Ella acomodó una de las mechas del cabello. Él se encaminó hacia la puerta. Estiró la mano para abrirla. Pero ella fue más rápida. Antes de que él pudiera completar el gesto ella estaba a su lado, y muy cerca. Tan cerca que sintió contra su cuello un aliento tibio de tabaco y coñac. El dorso de su mano izquierda rozó la tela del vestido largo. Caliente, suave. Bastaba menos que un gesto. Pero ella ya abría la puerta:

— Dicen que si el visitante abre él mismo la puerta no regresa jamás.
Él salió. El corredor de mosaicos helados.


— Vuelve cuando quieras — ella sonrió.

Él dio algunos pasos hacia el elevador. Ella seguía en la puerta. Antes de entrar en el elevador se volvió para encararla una vez más. Y no pudo contenerse.

— No conozco a ningún Paulo — dijo.

— Yo tampoco — ella sonrió. Ella siempre sonreía.
Él aplastó el botón de la planta baja. Pudo retener la puerta un momento antes de que se cerrase para gritar:

— Yo no me llamo Juan.

— Yo tampoco me llamo María — creyó oír.

Pero no estaba seguro. Difícil separar la voz sonriente del ruido de hierros del elevador.
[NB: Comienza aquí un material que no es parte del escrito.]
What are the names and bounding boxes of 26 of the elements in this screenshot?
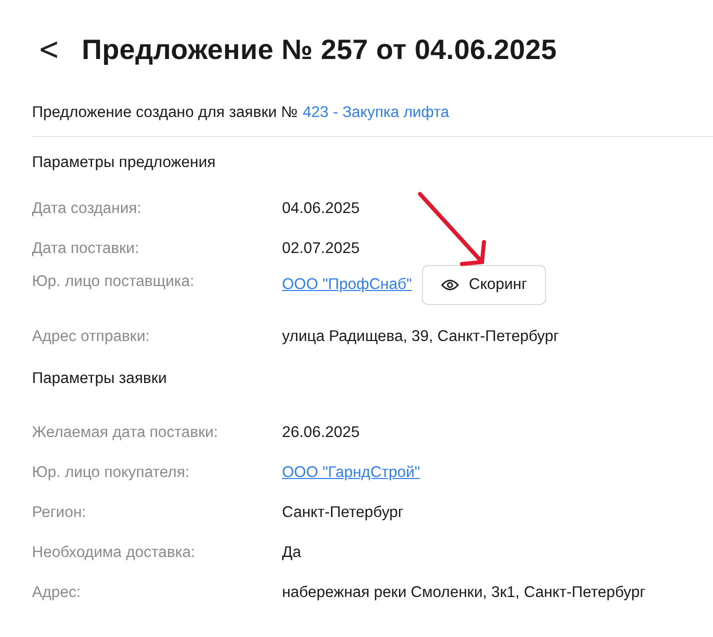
- company-link[interactable]: ООО "ГарндСтрой": [282, 464, 420, 482]
- field-value: 02.07.2025: [282, 240, 360, 258]
- field-value: Да: [282, 544, 302, 562]
- section-title: Параметры предложения: [32, 153, 217, 173]
- field-value: улица Радищева, 39, Санкт-Петербург: [282, 328, 559, 346]
- field-label: Дата создания:: [32, 200, 142, 217]
- field-label: Желаемая дата поставки:: [32, 424, 218, 441]
- field-label: Адрес:: [32, 584, 81, 601]
- scoring-button[interactable]: Скоринг: [422, 265, 546, 305]
- page-title: Предложение № 257 от 04.06.2025: [82, 34, 557, 66]
- field-label: Юр. лицо покупателя:: [32, 464, 190, 481]
- field-value: набережная реки Смоленки, 3к1, Санкт-Петербург: [282, 584, 646, 602]
- eye-icon: [440, 279, 459, 291]
- field-label: Юр. лицо поставщика:: [32, 273, 194, 290]
- company-link[interactable]: ООО "ПрофСнаб": [282, 276, 412, 294]
- intro-text: Предложение создано для заявки №: [32, 104, 298, 122]
- field-value: 26.06.2025: [282, 424, 360, 442]
- field-value: Санкт-Петербург: [282, 504, 404, 522]
- section-title: Параметры заявки: [32, 369, 168, 389]
- request-link[interactable]: 423 - Закупка лифта: [302, 104, 450, 122]
- back-button[interactable]: <: [38, 34, 60, 66]
- field-label: Дата поставки:: [32, 240, 139, 257]
- field-label: Адрес отправки:: [32, 328, 150, 345]
- field-label: Необходима доставка:: [32, 544, 196, 561]
- field-label: Регион:: [32, 504, 86, 521]
- field-value: 04.06.2025: [282, 200, 360, 218]
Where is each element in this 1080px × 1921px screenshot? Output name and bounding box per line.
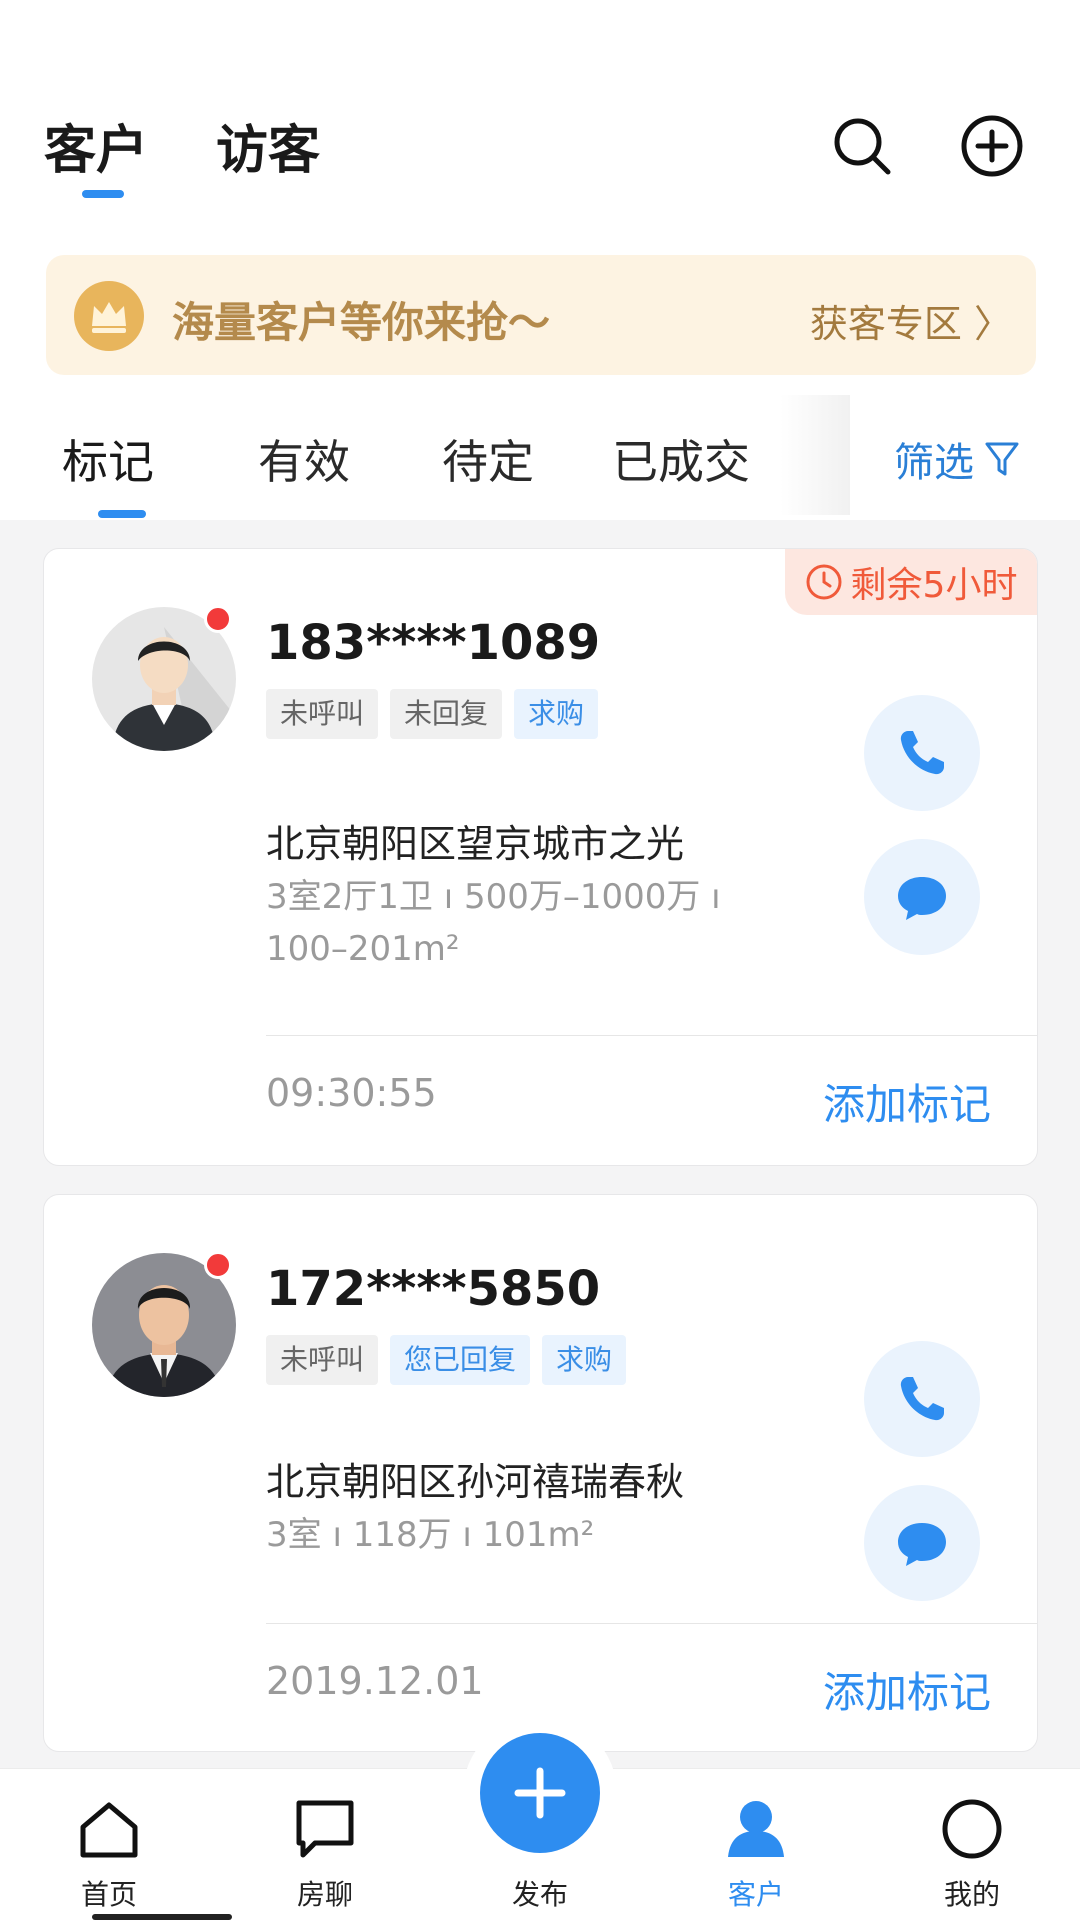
divider (266, 1623, 1037, 1624)
remaining-time-badge: 剩余5小时 (785, 549, 1037, 615)
tag: 求购 (542, 1335, 627, 1385)
phone-icon (900, 1377, 944, 1421)
add-mark-button[interactable]: 添加标记 (823, 1071, 991, 1132)
nav-label: 发布 (511, 1878, 568, 1911)
message-icon (898, 1523, 946, 1566)
customer-card[interactable]: 172****5850 未呼叫 您已回复 求购 北京朝阳区孙河禧瑞春秋 3室 ı… (43, 1194, 1038, 1752)
filter-tab-pending[interactable]: 待定 (442, 426, 534, 492)
profile-icon (942, 1799, 1002, 1859)
divider (266, 1035, 1037, 1036)
filter-tab-closed[interactable]: 已成交 (612, 426, 750, 492)
funnel-icon (985, 442, 1019, 476)
filter-label: 筛选 (894, 440, 974, 486)
message-button[interactable] (864, 1485, 980, 1601)
nav-label: 客户 (727, 1878, 784, 1911)
tag: 未回复 (390, 689, 503, 739)
tag: 未呼叫 (266, 689, 379, 739)
unread-dot (204, 605, 232, 633)
crown-icon (74, 281, 144, 351)
message-button[interactable] (864, 839, 980, 955)
phone-icon (900, 731, 944, 775)
home-indicator (92, 1914, 232, 1920)
plus-circle-icon[interactable] (960, 114, 1024, 178)
customer-card[interactable]: 剩余5小时 183****1089 未呼叫 未回复 求购 北京朝阳区望京城市之光… (43, 548, 1038, 1166)
last-contact-time: 09:30:55 (266, 1071, 437, 1115)
nav-label: 首页 (80, 1878, 137, 1911)
filter-tab-underline (98, 510, 146, 518)
tab-customers[interactable]: 客户 (44, 108, 148, 183)
tag-list: 未呼叫 您已回复 求购 (266, 1335, 627, 1385)
nav-chat[interactable]: 房聊 (250, 1769, 400, 1921)
nav-home[interactable]: 首页 (34, 1769, 184, 1921)
tag: 未呼叫 (266, 1335, 379, 1385)
customer-phone: 172****5850 (266, 1261, 601, 1317)
property-address: 北京朝阳区望京城市之光 (266, 822, 685, 866)
last-contact-time: 2019.12.01 (266, 1659, 484, 1703)
customer-phone: 183****1089 (266, 615, 601, 671)
banner-text: 海量客户等你来抢～ (172, 298, 551, 347)
search-icon[interactable] (830, 114, 894, 178)
tag: 求购 (514, 689, 599, 739)
unread-dot (204, 1251, 232, 1279)
nav-label: 房聊 (296, 1878, 353, 1911)
tab-visitors[interactable]: 访客 (216, 108, 320, 183)
clock-icon (806, 564, 842, 600)
plus-icon (514, 1767, 566, 1819)
banner-link[interactable]: 获客专区 〉 (810, 293, 1012, 348)
tabs-fade (780, 395, 850, 515)
chat-icon (296, 1800, 354, 1858)
nav-customers[interactable]: 客户 (681, 1769, 831, 1921)
filter-tab-valid[interactable]: 有效 (258, 426, 350, 492)
property-address: 北京朝阳区孙河禧瑞春秋 (266, 1460, 685, 1504)
tag: 您已回复 (390, 1335, 531, 1385)
property-spec: 3室 ı 118万 ı 101m² (266, 1515, 595, 1555)
nav-me[interactable]: 我的 (897, 1769, 1047, 1921)
message-icon (898, 877, 946, 920)
call-button[interactable] (864, 1341, 980, 1457)
remaining-time-text: 剩余5小时 (850, 565, 1018, 606)
property-spec: 3室2厅1卫 ı 500万–1000万 ı 100–201m² (266, 877, 721, 969)
promo-banner[interactable]: 海量客户等你来抢～ 获客专区 〉 (46, 255, 1036, 375)
publish-fab[interactable] (480, 1733, 600, 1853)
call-button[interactable] (864, 695, 980, 811)
filter-tab-marked[interactable]: 标记 (62, 426, 154, 492)
home-icon (80, 1802, 138, 1858)
tab-underline (82, 190, 124, 198)
tag-list: 未呼叫 未回复 求购 (266, 689, 599, 739)
filter-button[interactable]: 筛选 (894, 430, 1020, 488)
nav-label: 我的 (943, 1878, 1000, 1911)
person-icon (728, 1801, 784, 1857)
add-mark-button[interactable]: 添加标记 (823, 1659, 991, 1720)
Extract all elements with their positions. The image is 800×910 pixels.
Ruidoso, jalando hacia abajo.
En la puerta del edificio, volvió a aplastar el botón del portero electrónico:

— Oye — preguntó — ¿no tienes un radio despertador?

— Por supuesto, en mi cabecera.

La risa llegó distorsionada a través de los pequeños orificios del aparato.

— Y tengo también una botella de vino. Pero ahora es muy tarde.